Muslim leadership should focus more on educational development than politics, says analyst Siraj

The entire struggle of the Muslims after the Independence has revolved around identity. It has only triggered a reaction and lent a handle to the majoritarian forces who are now keen to see that the Muslim leadership does more of it to inflict bloodier reprisals, says Maqbool A. Siraj, a veteran journalist and writer.

Speaking with Siasat.com Siraj said, from 1986 onwards, “We took up Shah Bano case, banning of books by Salman Rushdie and Taslima Nasreen, triple talaq, Babri Masjid, a holiday for Meeladun Nabi and such other issues. ‘Maulvis’ and politicians from UP and Bihar have taken up these issues as if they are the crux of Muslim existence. In the 1960s and 1970s, politics revolved around the controversy over the minority status of Aligarh Muslim University’s minority character, Urdu and Muslim Personal Law.

He said he believes that the Maulvis can inflame raw passions but cannot activate the creative instincts to tackle contemporary challenges of society. None of these could be protected from convulsion times. Muslims in these states have remained extremely backward, unable to see beyond their limited geography and society. India is much larger and offers greater opportunities. Not all non-Muslims think in partisan manner as the BJP / RSS envision India.

MS Education Academy

The Muslims must focus on modern education, skilling the traditional hewers of wood and drawers of water, educate and empower women, modernise madrassa curriculum, initiate reforms in the Muslim Personal Law, promoting entrepreneurship, investing in knowledge creation, promotion and preservation and placing the youth in key positions.

Giving examples, he said that Al-Ameen movement in Bangalore/Karnataka has completed almost 55 years in service. Today the city has over 450 English medium schools run and managed by Muslims. Fifty of these are A grade schools where 70% of students and teachers are non-Muslims. They also run about 25-degree colleges, three universities (none of which carries a minority tag), six medical and 13 (maybe more now) engineering colleges, countless teachers’ training, nursing and pharmacy colleges and polytechnics.
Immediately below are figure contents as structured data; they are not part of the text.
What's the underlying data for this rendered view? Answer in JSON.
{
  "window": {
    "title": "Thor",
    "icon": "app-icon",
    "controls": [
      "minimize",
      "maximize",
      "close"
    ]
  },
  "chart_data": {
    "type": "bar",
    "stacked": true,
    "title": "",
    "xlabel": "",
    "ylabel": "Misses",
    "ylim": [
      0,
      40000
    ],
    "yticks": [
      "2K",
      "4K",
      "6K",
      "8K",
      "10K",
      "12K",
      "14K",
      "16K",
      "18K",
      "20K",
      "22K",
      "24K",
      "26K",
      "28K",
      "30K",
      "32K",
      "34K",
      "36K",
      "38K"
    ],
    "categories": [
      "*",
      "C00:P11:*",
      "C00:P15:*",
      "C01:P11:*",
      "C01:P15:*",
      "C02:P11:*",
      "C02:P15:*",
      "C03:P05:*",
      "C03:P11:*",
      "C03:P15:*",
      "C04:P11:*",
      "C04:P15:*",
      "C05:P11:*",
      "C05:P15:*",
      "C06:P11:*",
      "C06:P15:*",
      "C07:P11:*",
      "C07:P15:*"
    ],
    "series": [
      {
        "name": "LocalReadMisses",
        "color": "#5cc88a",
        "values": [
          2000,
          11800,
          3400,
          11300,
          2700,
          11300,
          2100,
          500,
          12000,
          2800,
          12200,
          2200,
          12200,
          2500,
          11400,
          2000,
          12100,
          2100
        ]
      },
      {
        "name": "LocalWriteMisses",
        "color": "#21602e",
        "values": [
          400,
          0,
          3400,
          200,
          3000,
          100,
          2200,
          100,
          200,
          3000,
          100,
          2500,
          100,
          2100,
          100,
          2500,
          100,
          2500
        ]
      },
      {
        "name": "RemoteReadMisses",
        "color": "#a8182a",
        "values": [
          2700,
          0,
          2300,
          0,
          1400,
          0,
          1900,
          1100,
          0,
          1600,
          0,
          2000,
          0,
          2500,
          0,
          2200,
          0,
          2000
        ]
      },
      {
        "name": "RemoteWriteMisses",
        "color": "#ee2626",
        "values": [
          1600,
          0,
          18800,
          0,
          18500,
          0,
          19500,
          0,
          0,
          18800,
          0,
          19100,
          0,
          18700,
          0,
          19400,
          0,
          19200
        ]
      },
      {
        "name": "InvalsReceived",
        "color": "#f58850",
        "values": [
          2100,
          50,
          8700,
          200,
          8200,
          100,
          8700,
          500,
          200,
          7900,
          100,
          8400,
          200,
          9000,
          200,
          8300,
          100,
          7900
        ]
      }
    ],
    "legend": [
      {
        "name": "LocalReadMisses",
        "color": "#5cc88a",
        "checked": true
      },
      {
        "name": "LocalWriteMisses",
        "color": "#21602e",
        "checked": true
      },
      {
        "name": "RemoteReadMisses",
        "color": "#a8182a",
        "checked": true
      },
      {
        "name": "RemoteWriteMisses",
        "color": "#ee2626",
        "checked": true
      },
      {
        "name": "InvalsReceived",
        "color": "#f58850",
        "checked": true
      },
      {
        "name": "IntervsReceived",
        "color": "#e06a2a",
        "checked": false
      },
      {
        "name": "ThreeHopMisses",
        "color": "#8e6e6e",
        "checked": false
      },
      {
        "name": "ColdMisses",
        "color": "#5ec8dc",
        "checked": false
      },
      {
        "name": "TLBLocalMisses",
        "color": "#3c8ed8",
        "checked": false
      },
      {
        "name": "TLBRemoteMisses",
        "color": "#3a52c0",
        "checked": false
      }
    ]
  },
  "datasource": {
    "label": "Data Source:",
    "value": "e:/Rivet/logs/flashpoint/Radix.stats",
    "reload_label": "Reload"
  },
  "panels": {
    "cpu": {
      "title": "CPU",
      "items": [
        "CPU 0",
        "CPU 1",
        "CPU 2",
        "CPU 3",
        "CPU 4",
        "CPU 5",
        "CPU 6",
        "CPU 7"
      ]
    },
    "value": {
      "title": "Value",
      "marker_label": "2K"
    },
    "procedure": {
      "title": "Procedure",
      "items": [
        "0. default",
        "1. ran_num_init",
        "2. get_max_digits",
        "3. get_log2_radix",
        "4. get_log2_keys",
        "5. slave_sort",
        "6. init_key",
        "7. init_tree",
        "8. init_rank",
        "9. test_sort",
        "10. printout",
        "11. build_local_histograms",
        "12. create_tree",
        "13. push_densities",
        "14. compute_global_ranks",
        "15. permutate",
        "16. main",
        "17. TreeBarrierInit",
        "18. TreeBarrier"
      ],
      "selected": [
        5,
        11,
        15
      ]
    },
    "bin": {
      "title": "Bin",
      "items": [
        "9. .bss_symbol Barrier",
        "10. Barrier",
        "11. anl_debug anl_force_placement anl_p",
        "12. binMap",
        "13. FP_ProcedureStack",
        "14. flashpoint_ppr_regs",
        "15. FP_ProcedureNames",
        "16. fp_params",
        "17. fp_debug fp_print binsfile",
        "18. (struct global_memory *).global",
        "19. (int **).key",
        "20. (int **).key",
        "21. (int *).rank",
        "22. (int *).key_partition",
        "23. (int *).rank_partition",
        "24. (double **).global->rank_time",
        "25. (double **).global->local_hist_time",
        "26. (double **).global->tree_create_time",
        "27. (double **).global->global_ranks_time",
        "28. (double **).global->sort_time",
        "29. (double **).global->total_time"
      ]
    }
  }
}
Muslims in Tamil Nadu have been even more progressive. “My father was a graduate of Mohammedan College, Madras (circa 1936). This college was set up in 1905. Today it has been rechristened as Quaid-e- Millat (after Muslim League leader Mohammed Ismail) college and is an exclusively girls college. Islamiah College in Vaniyambadi (200 kms west of Chennai) came up in 1919. It is a post-graduate college with 80% students being non-Muslims. Almost every district in Tamil Nadu, Kerala and Karnataka have ample number of Muslim colleges and schools and other institutions such as libraries, hospitals, nursing homes, ambulance services, free kitchens, scholarships endowments etc.

As rightly mentioned by Prof. Moazzam, the Muslims must focus on raising model local institutions rather than launching all-India movements and spreading our resources thinly over a wide swathe of geography. Institutions need local focus. In this context, Nurul Islam Al-Ameen Mission of Kolkata; Vastanvi saheb’s institutions in Akkalkuwa (Maharashtra); TKM institutions (which is now a University in Kottayam); Shaheen Group of Institutions, Bidar, Karnataka (This year 450 students from here cracked NEET exam and were declared eligible for MBBS seats in Government Medical Colleges of Karnataka); work by Sultanul Uloom Education Society in Hyderabad;  Colleges and schools set up by former IPS officer in West Bengal Nazrul Islam in Domkal in Murshidabad etc. could be a few models.

Political issues should be put on the back burner for a decade till a new generation with modern vision and skills comes into being. UP and Bihar maulvis who dominate the Delhi’s so-called Muslim leadership do not measure up to the modern challenges. Their own madrassas (rather ancestral properties) are the shining examples of mismanagement they can cause to the larger Ummah.